S'endormir en se glissant dans les récits des autres...
L'héroïne du livre de Becky Chambers, "Apprendre si par bonheur" (To Be Taught, If Fortunate, 2019, traduction française de Marie Surgers, l'Atalante 2020), décrit ses méthodes pour trouver le sommeil. Et celle-là, s'imaginer dans les livres qu'on vient de lire (ou les films ou n'importe quelle oeuvre de fiction voire un livre d'histoire ou de géographie), je la connais fort bien :
"Parfois, je bâtissais sur les fondations des autres en me rejouant les meilleures scènes d’un roman ou d’un jeu, et j’améliorais même certains passages. En tout cas, la question faisait son office, et pendant des années c’est comme ça que je me suis endormie, blottie dans un nid que je tissais moi-même."

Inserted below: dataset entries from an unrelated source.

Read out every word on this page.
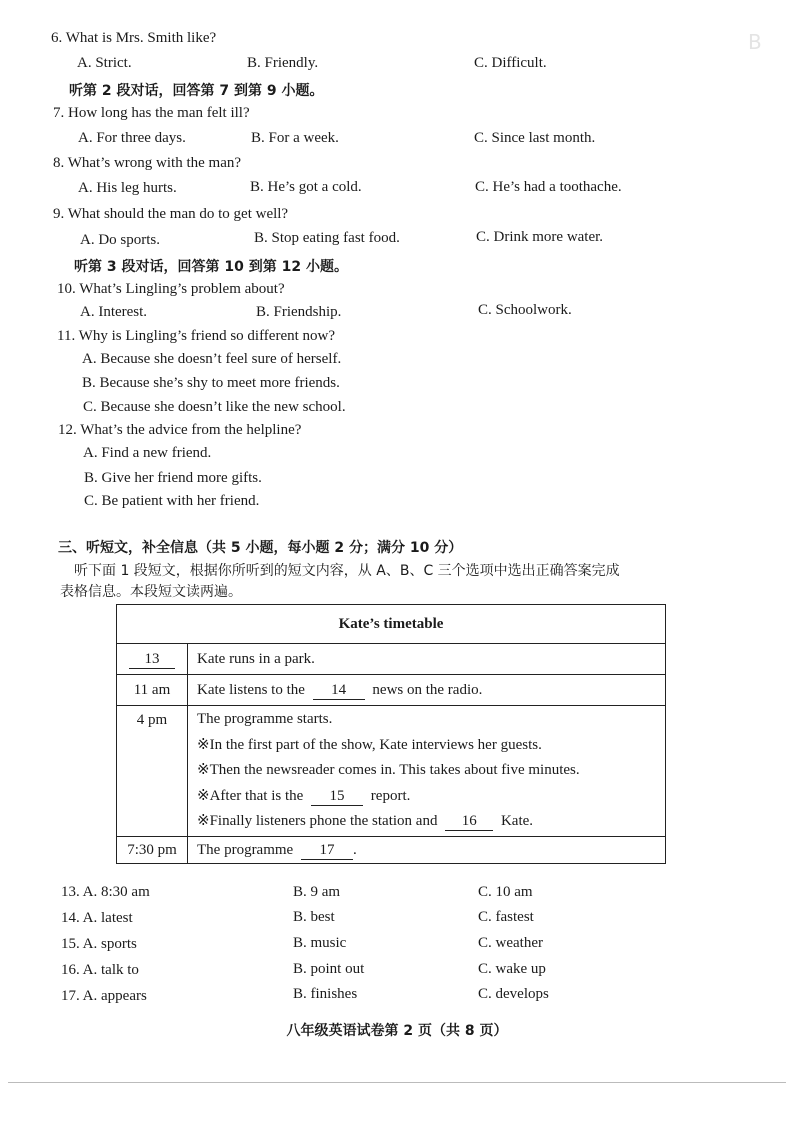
B
6. What is Mrs. Smith like?
A. Strict.	B. Friendly.	C. Difficult.
听第 2 段对话，回答第 7 到第 9 小题。
7. How long has the man felt ill?
A. For three days.	B. For a week.	C. Since last month.
8. What’s wrong with the man?
A. His leg hurts.	B. He’s got a cold.	C. He’s had a toothache.
9. What should the man do to get well?
A. Do sports.	B. Stop eating fast food.	C. Drink more water.
听第 3 段对话，回答第 10 到第 12 小题。
10. What’s Lingling’s problem about?
A. Interest.	B. Friendship.	C. Schoolwork.
11. Why is Lingling’s friend so different now?
A. Because she doesn’t feel sure of herself.
B. Because she’s shy to meet more friends.
C. Because she doesn’t like the new school.
12. What’s the advice from the helpline?
A. Find a new friend.
B. Give her friend more gifts.
C. Be patient with her friend.
三、听短文，补全信息（共 5 小题，每小题 2 分；满分 10 分）
听下面 1 段短文，根据你所听到的短文内容，从 A、B、C 三个选项中选出正确答案完成
表格信息。本段短文读两遍。
Kate’s timetable	
13	Kate runs in a park.
11 am	Kate listens to the 14 news on the radio.
4 pm	The programme starts.
※In the first part of the show, Kate interviews her guests.
※Then the newsreader comes in. This takes about five minutes.
※After that is the 15 report.
※Finally listeners phone the station and 16 Kate.

7:30 pm	The programme 17 .
13. A. 8:30 am	B. 9 am	C. 10 am
14. A. latest	B. best	C. fastest
15. A. sports	B. music	C. weather
16. A. talk to	B. point out	C. wake up
17. A. appears	B. finishes	C. develops
八年级英语试卷第 2 页（共 8 页）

Je pratique probablement depuis mon enfance. C'est une forme de lecture "active" en quelque sorte, ou de post-lecture active (qui laisse le rêve agir en tous cas), qui m'a beaucoup aidé quand j'étais enfant, pour explorer des instances de soi, des possibilités, défamiliariser le petit monde dans lequel on grandit - la cité pour moi, l'ennui, la laideur, la violence - rêver dans les livres, c'est ce que j'avais trouvé de mieux pour m'échapper, trouver le sommeil, lutter contre l'angoisse, se construire narcissiquement - y'avait du boulot
)
Et ça fonctionne encore aujourd'hui. Transformer l'angoisse, "trouver le sommeil dans la fiction du rêve", et, aussi, assimiler ce qu'on a lu, pas tant intellectuellement que physiquement, ou "psychiquement"', affectivement, émotionnellement, dans cette sorte de physicalité étrange propre à l'être du rêve, du corps endormi. Il m'arrive même "d'écrire dans ma tête en m'endormant - en "améliorant" comme le dit Becky Chambers, le récit des autres. C'est ainsi sans doute que j'ai "appris" à écrire. On dit que le meilleur moyen d'apprendre à écrire, c'est de lire et d'écrire (évidemment), mais on ne devrait pas négliger le rêve ou la rêverie. Bien souvent je me réveille au matin avec en tête les pensées qui me sont venues en rêvant "dans le livre" que j'avais lu avant de dormir. (et je vous en fais part ici par exemple !).
Beaucoup de philosophes, d'écrivains, de musiciens, ou de scientifiques, ont témoigné de la manière dont leur activité créative bénéficiait de l'activité onirique - faire confiance au rêve (il y a toute une réflexion par exemple chez Henri Poincaré, sur les fulgurances de l'intuition - le recours au rêve peut certainement permettre d'entraîner, d'exercer, d'affiner l'intuition. Et pour celles et ceux que ça intéressent, il existe tout un courant de pensée "intuitionniste" qui est vraiment intéressant.)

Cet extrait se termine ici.